As Glennon Doyle would say, “Feelings are for feeling.” So, I’ve given myself space to feel the anger and the hurt, but I also hear my inner child, the optimist, the one who is usually out front waving the “Hope!” flag. She’s been quarantining, too, and she needs some time in the sun. A chance to dance like a goof in the front yard just to make the neighbors laugh.

In late 2019, I read “The Book of Joy: Lasting Happiness in a Changing World.” It is compiled based on a series of interviews with the Dalai Lama and Archbishop Desmond Tutu, and it was enlightening to hear from two spiritual thought leaders on the ways they approach hope and happiness amidst the shifting sands of fortune. I discovered the quotes above from that book and jotted them down in my Notes app, unaware that they would come in handy in this moment.

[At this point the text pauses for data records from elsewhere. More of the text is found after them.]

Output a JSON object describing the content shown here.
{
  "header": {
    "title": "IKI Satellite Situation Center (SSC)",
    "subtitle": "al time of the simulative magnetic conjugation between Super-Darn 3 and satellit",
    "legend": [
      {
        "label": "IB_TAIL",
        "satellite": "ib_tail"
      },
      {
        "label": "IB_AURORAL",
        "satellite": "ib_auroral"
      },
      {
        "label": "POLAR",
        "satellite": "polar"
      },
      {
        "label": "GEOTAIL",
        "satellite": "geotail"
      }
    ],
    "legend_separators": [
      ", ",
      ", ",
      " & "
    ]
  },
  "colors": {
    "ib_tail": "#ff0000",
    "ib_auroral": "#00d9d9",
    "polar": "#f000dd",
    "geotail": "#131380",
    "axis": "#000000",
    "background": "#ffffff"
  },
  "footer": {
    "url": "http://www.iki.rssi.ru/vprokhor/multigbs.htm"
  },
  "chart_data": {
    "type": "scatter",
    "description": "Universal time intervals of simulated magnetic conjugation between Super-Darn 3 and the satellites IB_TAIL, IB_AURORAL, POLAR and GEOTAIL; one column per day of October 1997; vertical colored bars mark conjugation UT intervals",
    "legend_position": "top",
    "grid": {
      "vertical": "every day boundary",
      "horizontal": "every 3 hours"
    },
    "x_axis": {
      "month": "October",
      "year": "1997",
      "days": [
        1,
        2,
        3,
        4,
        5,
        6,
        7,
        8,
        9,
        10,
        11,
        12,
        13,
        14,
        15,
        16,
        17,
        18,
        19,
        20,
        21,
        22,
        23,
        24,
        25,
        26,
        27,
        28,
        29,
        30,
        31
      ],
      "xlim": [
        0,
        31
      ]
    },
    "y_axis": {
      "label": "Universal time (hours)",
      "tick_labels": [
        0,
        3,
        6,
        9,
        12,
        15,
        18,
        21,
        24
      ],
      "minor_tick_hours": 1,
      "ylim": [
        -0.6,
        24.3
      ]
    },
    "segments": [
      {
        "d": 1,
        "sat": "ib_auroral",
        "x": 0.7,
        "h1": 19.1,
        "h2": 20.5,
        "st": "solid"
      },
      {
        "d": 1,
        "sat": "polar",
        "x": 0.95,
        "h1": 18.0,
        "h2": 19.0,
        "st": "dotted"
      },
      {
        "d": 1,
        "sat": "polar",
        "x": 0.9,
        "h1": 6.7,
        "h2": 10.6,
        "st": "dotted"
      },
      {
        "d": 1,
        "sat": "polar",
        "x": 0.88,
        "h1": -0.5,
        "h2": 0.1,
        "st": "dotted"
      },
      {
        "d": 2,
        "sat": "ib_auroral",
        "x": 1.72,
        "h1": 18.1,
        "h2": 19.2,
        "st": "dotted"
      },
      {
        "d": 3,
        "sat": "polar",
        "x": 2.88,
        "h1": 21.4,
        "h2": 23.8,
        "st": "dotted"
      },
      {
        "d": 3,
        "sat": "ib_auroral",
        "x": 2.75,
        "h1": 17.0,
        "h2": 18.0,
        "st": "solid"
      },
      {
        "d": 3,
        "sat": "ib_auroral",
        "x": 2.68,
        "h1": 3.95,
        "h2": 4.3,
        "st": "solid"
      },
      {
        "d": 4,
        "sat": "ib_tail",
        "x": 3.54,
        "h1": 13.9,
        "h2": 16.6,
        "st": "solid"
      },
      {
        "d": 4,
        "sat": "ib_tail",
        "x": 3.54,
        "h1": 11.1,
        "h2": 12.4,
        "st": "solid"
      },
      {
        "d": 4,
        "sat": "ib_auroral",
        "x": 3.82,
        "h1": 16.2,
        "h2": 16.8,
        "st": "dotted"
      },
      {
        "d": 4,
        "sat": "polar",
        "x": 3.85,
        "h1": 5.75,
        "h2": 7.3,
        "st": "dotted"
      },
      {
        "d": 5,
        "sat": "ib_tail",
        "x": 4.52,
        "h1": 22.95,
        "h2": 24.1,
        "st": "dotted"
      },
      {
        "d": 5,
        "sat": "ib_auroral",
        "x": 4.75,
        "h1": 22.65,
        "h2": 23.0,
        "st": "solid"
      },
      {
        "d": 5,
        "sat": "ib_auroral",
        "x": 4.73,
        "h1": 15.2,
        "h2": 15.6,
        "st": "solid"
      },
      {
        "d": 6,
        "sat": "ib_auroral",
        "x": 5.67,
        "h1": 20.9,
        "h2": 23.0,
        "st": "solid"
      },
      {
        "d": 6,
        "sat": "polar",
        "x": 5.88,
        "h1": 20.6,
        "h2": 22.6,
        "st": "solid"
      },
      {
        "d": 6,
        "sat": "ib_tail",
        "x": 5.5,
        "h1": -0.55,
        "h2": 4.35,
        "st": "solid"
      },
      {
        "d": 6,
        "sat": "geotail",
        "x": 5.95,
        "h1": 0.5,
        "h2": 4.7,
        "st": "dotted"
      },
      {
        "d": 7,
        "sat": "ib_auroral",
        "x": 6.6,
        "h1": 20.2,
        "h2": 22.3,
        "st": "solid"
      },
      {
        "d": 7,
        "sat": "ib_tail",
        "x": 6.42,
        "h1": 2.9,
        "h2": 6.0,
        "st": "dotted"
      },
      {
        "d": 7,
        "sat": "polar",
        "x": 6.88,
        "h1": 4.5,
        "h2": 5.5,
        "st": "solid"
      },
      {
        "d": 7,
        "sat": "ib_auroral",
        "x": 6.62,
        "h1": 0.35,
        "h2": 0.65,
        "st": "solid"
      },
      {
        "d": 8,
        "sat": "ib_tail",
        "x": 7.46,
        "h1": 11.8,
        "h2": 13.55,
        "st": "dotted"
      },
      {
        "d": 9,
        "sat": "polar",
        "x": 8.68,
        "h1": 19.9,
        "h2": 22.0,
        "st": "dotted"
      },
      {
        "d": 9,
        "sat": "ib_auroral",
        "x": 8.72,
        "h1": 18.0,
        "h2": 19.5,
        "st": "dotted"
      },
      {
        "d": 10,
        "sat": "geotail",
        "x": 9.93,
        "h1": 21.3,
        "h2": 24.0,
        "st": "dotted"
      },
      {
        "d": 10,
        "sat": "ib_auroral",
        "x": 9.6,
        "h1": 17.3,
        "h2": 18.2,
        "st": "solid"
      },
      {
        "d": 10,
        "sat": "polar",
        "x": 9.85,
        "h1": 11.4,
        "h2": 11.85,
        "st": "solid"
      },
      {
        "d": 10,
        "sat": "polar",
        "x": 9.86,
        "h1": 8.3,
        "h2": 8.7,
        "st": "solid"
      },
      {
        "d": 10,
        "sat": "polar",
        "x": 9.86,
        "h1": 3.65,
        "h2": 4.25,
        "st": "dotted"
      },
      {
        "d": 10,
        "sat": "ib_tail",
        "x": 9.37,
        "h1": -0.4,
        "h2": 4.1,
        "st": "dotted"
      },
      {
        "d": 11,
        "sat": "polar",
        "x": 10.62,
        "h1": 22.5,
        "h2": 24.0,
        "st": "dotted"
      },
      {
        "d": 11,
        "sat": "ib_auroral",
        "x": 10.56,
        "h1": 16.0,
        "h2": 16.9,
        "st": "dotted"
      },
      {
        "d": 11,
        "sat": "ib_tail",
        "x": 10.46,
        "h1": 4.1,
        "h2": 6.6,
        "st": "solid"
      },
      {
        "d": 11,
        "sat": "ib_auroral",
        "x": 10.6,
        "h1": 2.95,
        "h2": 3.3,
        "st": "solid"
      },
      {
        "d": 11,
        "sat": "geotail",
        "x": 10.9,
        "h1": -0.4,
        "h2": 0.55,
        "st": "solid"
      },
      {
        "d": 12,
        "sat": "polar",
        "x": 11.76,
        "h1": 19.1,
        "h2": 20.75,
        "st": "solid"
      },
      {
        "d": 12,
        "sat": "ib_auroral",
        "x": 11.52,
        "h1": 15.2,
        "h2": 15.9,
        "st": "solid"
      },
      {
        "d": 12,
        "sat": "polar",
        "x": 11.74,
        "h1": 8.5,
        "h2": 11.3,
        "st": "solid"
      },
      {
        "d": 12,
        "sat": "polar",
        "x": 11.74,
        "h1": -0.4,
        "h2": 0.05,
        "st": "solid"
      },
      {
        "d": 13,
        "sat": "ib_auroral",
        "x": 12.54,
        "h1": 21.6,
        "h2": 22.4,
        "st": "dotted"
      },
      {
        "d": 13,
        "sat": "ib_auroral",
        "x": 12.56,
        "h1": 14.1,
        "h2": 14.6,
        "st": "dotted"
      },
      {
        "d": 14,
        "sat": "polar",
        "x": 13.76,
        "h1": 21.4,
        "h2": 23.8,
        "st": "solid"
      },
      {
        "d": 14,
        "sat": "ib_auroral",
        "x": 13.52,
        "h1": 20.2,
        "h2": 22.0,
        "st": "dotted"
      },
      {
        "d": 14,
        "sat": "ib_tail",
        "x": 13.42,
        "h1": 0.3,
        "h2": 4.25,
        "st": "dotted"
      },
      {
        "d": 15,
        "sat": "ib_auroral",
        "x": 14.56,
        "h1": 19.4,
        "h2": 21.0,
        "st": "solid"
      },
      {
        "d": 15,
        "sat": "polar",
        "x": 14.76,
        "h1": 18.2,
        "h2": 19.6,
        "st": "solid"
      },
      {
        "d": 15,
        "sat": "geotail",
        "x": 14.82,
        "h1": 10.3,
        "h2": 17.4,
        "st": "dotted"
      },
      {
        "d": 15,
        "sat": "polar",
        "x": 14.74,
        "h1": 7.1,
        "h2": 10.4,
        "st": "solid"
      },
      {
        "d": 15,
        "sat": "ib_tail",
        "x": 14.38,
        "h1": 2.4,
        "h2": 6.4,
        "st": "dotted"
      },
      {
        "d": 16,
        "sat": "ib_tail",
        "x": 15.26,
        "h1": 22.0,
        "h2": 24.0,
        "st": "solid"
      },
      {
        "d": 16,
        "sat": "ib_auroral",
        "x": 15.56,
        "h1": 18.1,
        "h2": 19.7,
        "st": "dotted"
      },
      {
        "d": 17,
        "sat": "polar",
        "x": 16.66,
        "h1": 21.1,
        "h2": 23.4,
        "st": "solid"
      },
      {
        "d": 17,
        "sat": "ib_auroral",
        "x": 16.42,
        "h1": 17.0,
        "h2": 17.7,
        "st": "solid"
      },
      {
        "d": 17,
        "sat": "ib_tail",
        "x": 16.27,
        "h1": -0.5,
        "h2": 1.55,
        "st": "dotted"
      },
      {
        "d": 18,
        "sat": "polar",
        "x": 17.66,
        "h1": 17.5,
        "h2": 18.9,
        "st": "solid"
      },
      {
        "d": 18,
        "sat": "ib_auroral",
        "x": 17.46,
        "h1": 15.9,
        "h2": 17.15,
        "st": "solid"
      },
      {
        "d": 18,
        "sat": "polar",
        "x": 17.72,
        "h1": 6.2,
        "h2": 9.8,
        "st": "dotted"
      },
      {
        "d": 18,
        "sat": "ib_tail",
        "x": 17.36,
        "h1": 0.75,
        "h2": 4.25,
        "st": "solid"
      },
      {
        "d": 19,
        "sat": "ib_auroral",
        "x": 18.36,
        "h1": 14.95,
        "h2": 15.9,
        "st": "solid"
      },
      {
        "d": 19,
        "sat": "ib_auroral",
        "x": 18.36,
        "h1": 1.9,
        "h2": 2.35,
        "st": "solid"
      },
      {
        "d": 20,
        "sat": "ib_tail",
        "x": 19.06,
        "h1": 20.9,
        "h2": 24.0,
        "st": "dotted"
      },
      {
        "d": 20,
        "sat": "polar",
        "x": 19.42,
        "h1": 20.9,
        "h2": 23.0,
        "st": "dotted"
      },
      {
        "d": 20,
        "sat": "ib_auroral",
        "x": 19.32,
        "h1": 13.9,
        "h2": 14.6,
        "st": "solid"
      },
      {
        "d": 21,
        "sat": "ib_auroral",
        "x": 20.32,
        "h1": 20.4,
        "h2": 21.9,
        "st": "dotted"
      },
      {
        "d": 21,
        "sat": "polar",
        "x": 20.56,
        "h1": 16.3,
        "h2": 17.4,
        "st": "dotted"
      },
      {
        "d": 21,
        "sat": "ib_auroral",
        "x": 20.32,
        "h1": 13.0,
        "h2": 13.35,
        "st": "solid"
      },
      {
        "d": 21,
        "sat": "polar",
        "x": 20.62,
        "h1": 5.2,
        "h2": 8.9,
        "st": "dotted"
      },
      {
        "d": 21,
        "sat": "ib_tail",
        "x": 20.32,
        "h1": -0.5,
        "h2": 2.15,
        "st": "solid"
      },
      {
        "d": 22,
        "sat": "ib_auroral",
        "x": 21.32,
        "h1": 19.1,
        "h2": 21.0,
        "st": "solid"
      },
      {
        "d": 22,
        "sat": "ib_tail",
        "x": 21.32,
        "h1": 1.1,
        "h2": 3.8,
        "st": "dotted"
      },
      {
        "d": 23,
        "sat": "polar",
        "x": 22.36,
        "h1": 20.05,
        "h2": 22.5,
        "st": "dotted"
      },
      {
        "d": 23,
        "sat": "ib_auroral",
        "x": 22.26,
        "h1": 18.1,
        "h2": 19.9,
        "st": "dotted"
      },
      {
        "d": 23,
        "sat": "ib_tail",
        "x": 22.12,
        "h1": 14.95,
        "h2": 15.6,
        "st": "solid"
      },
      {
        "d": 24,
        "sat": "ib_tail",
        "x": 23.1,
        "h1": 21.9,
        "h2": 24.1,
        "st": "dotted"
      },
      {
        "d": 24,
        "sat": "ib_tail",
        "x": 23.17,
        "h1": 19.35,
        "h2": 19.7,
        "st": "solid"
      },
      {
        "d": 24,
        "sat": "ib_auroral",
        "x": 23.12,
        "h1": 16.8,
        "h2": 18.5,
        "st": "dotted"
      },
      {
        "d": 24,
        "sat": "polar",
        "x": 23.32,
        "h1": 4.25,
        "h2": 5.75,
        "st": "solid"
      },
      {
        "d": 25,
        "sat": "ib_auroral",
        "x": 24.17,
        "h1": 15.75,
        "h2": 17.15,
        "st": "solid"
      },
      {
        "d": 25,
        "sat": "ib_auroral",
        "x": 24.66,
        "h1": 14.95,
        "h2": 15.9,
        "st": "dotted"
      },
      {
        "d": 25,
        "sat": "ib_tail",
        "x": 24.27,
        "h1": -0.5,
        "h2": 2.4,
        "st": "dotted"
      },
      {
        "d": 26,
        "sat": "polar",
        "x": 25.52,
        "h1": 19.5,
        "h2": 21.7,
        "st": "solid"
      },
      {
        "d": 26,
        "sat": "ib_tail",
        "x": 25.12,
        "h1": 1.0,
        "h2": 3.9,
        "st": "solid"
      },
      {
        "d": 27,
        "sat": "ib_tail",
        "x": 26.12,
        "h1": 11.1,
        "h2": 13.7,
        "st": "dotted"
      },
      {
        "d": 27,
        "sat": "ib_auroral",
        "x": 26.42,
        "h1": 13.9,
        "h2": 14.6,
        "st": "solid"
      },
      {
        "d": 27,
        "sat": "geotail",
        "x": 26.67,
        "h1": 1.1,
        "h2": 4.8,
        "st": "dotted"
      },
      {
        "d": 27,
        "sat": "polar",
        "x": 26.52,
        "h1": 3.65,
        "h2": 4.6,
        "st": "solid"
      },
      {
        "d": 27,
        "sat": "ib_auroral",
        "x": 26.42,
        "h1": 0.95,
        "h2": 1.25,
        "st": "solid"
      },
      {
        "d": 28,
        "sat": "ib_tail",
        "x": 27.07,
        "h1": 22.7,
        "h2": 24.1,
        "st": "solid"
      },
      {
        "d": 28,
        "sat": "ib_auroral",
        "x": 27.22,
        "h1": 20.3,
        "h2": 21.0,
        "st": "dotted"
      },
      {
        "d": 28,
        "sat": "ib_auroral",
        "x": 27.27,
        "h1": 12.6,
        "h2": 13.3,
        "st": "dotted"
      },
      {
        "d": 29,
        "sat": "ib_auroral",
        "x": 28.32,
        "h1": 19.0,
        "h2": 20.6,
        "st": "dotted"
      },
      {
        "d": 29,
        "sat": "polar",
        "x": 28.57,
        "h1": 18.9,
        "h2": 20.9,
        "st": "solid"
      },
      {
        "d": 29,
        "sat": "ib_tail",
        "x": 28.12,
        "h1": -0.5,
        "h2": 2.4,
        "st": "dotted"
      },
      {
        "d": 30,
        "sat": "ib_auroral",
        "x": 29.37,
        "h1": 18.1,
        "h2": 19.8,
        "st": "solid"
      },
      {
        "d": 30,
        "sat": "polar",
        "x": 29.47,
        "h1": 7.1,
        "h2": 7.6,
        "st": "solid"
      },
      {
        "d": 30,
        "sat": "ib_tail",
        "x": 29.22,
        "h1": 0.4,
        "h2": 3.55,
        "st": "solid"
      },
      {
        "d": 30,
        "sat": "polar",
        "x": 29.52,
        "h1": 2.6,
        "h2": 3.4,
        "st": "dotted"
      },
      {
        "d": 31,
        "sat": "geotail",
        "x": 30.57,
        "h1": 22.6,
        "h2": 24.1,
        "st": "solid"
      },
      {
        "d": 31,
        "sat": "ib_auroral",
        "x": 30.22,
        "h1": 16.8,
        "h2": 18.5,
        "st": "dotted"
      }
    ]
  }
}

There are little things I’ve attempted to do to harness this chest-baring bravery—thrilling in the casual conversations shouted across backyards and parks with friends who distance socially, working on loving my body for its abilities and intuition, as opposed to how it appears in photographs, investing in new books and media subscriptions to continue expanding the diverse, creative ideas in the world, buying stamps to send postcards and books to pen pals across the country. I’m learning that hope is an exercise in endurance. Refusing to only feel the sad feelings or the hard feelings, and scraping the barrel for the remnants of joy. Savoring them when they are there. Lapping up gratitude where I didn’t know it flowed before, and trying to give others the opportunity for thankfulness, as well.

So far, it’s kept me breathing. I hope it keeps you breathing, as well.